Researchers at a Georgia University have authenticated a "shrunken head" that has been on display for decades.
The tsantsa, as it's known in Amazonian languages, was also featured in the 1979 film "Wise Blood."
Researchers spent years trying to authenticate the artifact so it can be sent back to Ecuador.
A shrunken head artifact that has been on display for decades at a Georgia university and was featured as a prop in the 1979 John Huston film "Wise Blood," has been authenticated as a real human head and will be returned to Ecuador, the country from where it originates.
Mercer University in Macon acquired the head, known as a "tsantsa" in Amazonian languages, after a former faculty member came into possession of the artifact while serving in the US military, according to a new research paper on the ceremonial antique published this week.
Researchers at the university have spent years performing tests to authenticate the tsantsa to determine if the object can be returned to Ecuador's government, including reconstructing a three-dimensional model and performing CT scans on the artifact, according to NBC News.
"It's a relief to have the specimen out of our possession," Craig D. Byron, one of the paper's authors, told The Art Newspaper. "It had 'underground' value; it was illegal to trade or sell; it was the skin from a person's head."
The university's tests proved the tsantsa was genuine, meaning its creators removed the skull and flesh on the head and stitched the eyes and mouth shut before boiling it and filling it with hot stones, NBC reported.
Shrunken heads became popular keepsakes in some parts of the world during the 19th century, leading researchers to worry that the tsantsa at Mercer may have been one of the many fakes made to meet demand long ago.
But according to the research paper, the scientist's tests found the head in question met 30 of the 33 authentication factors, including the hairstyle unique to the Ecuadorian Amazon region from where it came.
Tsantsas were cultural artifacts made using human remains of male members of the Amazonian peoples native to Ecuador and Peru until the mid-20th century, according to the research paper.

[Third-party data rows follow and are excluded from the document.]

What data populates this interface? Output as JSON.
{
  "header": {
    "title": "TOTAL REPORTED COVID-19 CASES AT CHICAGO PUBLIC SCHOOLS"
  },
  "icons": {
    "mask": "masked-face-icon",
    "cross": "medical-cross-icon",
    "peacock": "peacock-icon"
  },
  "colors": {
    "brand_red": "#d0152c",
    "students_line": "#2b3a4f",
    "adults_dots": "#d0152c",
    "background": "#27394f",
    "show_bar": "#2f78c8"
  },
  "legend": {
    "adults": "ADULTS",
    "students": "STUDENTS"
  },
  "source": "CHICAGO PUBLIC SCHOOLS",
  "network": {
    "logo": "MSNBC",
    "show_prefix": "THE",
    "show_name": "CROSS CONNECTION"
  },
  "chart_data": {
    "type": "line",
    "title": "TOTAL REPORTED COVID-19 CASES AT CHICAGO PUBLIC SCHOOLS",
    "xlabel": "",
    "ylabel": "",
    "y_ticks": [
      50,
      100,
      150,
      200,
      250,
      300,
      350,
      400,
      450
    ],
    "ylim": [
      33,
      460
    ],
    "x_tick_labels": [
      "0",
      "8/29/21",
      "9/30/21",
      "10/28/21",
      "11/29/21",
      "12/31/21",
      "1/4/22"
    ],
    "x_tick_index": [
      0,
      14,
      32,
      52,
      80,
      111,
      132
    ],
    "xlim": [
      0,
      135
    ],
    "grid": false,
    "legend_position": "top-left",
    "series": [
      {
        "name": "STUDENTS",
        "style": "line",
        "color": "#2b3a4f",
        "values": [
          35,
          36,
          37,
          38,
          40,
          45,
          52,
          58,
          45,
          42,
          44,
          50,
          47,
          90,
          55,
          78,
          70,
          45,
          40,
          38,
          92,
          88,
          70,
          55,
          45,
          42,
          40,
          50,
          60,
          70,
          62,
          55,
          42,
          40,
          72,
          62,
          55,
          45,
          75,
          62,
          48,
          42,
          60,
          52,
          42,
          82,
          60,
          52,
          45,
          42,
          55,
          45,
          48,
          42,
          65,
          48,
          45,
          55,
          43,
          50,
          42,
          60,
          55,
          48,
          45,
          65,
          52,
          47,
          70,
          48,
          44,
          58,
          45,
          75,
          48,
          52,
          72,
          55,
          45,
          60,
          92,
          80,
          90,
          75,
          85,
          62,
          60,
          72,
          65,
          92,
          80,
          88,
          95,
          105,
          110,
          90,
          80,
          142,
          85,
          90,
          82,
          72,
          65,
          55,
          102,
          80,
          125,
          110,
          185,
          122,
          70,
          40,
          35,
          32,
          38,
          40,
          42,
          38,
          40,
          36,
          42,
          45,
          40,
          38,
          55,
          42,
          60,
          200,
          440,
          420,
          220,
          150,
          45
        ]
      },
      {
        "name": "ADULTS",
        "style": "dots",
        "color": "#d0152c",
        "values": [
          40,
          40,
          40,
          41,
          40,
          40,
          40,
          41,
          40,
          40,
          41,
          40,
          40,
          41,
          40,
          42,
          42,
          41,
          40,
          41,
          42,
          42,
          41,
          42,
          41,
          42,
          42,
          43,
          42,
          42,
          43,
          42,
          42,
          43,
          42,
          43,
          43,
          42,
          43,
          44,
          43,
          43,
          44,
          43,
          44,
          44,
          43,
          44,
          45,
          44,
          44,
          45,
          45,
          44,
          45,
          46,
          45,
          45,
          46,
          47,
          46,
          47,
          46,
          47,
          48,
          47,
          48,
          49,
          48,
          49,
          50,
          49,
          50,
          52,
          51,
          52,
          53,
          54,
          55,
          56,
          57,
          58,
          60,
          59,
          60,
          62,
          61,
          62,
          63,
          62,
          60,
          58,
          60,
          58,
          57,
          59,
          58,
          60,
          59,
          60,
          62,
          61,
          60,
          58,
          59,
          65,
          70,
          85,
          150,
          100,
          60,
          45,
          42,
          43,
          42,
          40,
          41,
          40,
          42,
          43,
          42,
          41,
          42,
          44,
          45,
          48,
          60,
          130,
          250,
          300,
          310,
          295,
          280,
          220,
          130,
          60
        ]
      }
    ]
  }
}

In addition to being a display item, the tsantsa was also featured in "Wise Blood," the film version of a novel by author Flannery O'Connor, who resided near Macon. For the John Huston film, the head was glued to a tiny body prop and worshipped by one of the film's characters. Researchers said they were able to recognize damage to the artifact caused by the glue.
Mercer University repatriated the shrunken head in 2019 to the Ecuadorian Consulate in Atlanta, NBC reported, though it was unclear if it had been returned to the country yet.
"We wanted it to be viewed by people who could appreciate it in an appropriate context," Adam Kiefer, a co-author of a study told the outlet.